In the 33km time trial, Stannard did exactly what he knew he had to do – get round expending as little energy as possible so he could remain fresh for his domestique duties for the rest of the week.
That he had been fulfilling his role to the letter was acknowledged by team leader Chris Froome after one of the week’s stages when Stannard had acted as Froome’s pilot fish negotiating the final hectic kilometres, after which Froome said: “Ian Stannard was an absolute bear in those conditions and he kept me out of trouble.”

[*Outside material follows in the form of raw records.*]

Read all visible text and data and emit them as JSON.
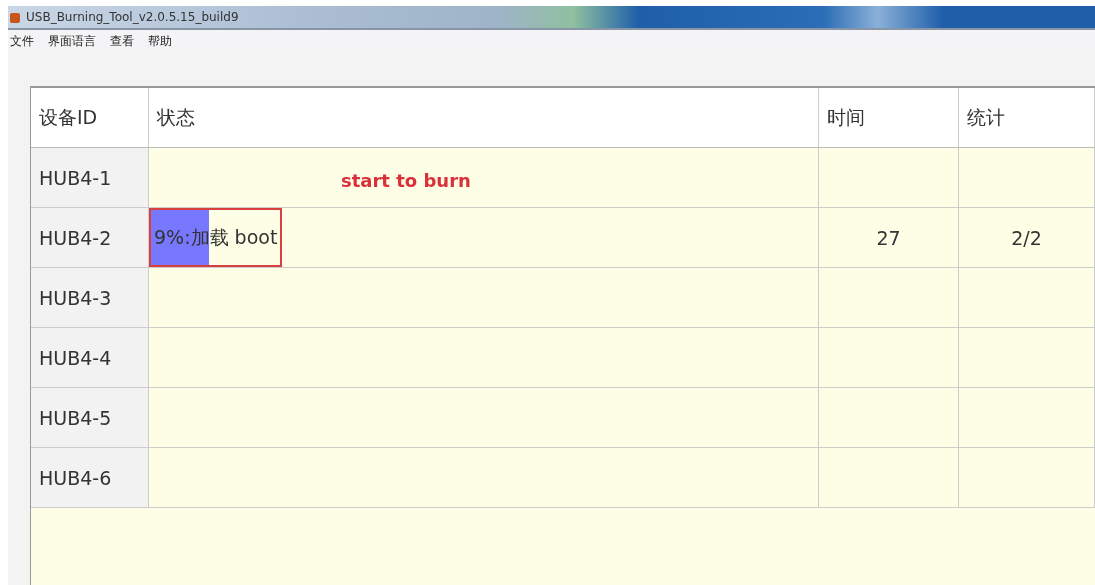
{
  "window": {
    "title": "USB_Burning_Tool_v2.0.5.15_build9"
  },
  "menu": [
    "文件",
    "界面语言",
    "查看",
    "帮助"
  ],
  "table": {
    "columns": [
      "设备ID",
      "状态",
      "时间",
      "统计"
    ],
    "rows": [
      {
        "device": "HUB4-1",
        "note": "start to burn"
      },
      {
        "device": "HUB4-2",
        "progress": {
          "level": 0.09,
          "text": "9%:加载 boot",
          "outlined": true
        },
        "time": "27",
        "count": "2/2"
      },
      {
        "device": "HUB4-3"
      },
      {
        "device": "HUB4-4"
      },
      {
        "device": "HUB4-5"
      },
      {
        "device": "HUB4-6"
      }
    ]
  }
}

In the time trial, Froome extended his overall lead to 3mins 25secs and some commentators thought that the race to Paris was probably over. But Friday’s flat stage proved that the race won’t be won until the finishing line in the French capital.
Running diagonally south easterly across France, the 173km stage was relatively flat but the strong winds blowing directly across the peloton blew the race into pieces after 60kms as the Omega Pharma-Quick Step team of Cavendish jumped hard on their pedals and forced huge holes in the stretched out bunch.
Sky were part of that front group, but with just 31kms to go, the team of Froome’s main rival Alberto Contador copied Quick Step’s tactics and quickly separated themselves from Stannard and Froome’s group.
“We lost just over a minute which was disappointing,” explained Stannard. “But we had a big gap on Contador going into the stage and we’ve still got a good gap going into the Alps so we’re still confident.”
That gap remained at 2mins 28secs going into Sunday’s stage, and with Sky’s defences having apparently been broken in Friday’s winds, again many thought that this year Sky may not be the outright winners of Le Tour.
But, in fact, exactly the reverse proved to be the case. Froome attacked off the back of the work Stannard and the remaining Sky riders had put in getting to the bottom of the Ventoux, and with less than 8kms to go, attacked Contador and then stage leader Nairo Quintana to take the win and open his lead going into the final six stages to 4mins 14secs.
“The real problem with that stage was the length and heat,” Stannard said. “Really, Europcar and Movistar did all the hard work. Movistar set an incredible pace at the front for Quintana but we sat in behind them at let them work away.
“On the road the temperature hit over 37 degrees, that was one of the hardest things to deal with. But when we got to the front we did what we planned. That was great.”
For the remaining stages Stannard has again broken things down into manageable pieces so he can keep Paris and the end in view.
“This last week is going to be really hard,” he said. “The hilly time trial on Wednesday may only be 32kms but it goes up from the very start and you’ve got two big climbs to deal with. It’ll be savage, definitely be a TT for a road bike.
“Then Thursday we’ve got two climbs of Alpe d’Huez, on Friday straight from the off we climb the Glandon and the 125kms around Annecy on Saturday is pretty much up and down all day. And as that stage is quite short you can expect it to be fast. The last week is going to be really tough.
“We knew that from the start. But we’re still all focussing on getting Froomy into Paris in yellow. Then I can start to plan for a really well earned holiday.”